The flood of White House leaks reveals some alarming goings-on, and comes off as a desperate cry for help. Several Capitol Hill watchers note that leaks from Pennsylvania Avenue are coming out early, fast, and furious, and this is definitely not the norm. Various federal agencies have gone so far as to go rogue on social media by creating Twitter accounts in order to get information out to the public. White House insiders have posted stories of the president's bruised ego, Twitter rages, threats, and complaints of the media's failure to help puff up his own grandiosity.
It sounds like a movie we all know will end badly, except this is real life.
Sources have told the Washington Post that trump feels demoralized by public perception of his presidency in that it does not line up with his sense of accomplishments. Politico published a report about aides who try to control infuriating information from reaching Trump. That has to be a difficult task since it is widely known how much he likes to watch TV.
reuters is choosing to stand their ground when it comes to reporting. Although they recognize the challenges ahead, the agency sees no other choice but to cover Trump's presidency with comparisons to authoritarian regimes such as China, Egypt, and Yemen. Reuters Editor-in-Chief Steve Adler's written message to staff pointed out that it was not every day when a U.S.
president called journalists dishonest human beings. He cited the agency's work in China, Egypt, Iraq, the Philippines, Turkey, Thailand, Russia, Yemen, and Zimbabwe as examples of how to report on the U.S. administration.
War on the media just got deeper
Adler advised using experiences gained by encounters with censorship, visa denials, legal prosecution, and physical threats to journalists.
He recommended getting out there and learning more about how people live, think, what helps or hurts, and how the government's actions effects them, not the reporters.

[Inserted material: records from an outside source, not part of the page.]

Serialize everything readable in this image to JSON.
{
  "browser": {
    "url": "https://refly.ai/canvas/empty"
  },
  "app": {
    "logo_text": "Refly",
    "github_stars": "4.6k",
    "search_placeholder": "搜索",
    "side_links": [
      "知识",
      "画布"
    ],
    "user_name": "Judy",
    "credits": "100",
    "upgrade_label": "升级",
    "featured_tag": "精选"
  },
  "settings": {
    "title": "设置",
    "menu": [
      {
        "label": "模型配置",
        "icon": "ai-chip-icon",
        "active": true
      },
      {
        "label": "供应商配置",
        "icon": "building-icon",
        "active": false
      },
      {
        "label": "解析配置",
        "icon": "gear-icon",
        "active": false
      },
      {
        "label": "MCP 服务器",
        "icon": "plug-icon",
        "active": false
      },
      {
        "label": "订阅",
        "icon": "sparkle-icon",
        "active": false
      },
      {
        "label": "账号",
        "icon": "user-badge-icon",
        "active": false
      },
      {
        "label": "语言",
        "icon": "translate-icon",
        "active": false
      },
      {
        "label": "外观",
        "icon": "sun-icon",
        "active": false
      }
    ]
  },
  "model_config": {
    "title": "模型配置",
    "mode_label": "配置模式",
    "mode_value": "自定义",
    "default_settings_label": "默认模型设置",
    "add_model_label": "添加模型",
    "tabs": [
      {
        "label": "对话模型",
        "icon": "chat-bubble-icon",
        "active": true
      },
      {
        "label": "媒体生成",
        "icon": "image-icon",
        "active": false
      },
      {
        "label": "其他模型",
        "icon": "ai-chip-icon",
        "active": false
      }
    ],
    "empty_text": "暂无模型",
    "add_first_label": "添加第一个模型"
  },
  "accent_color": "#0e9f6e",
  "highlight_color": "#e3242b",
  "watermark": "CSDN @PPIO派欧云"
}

The letters also encouraged the reporters to not be intimidated.
There is something in the wind
These days, news outlets are struggling against actual fake news sites, lies, and attacks, all the while having cameras and microphones trained on the who and what being said.
Yet somehow, people are now being bullied to not speak unless they have praise on their lips or don't trust their lying ears and lying eyes. Is this really how Americans, who claim to love freedom, really want to live?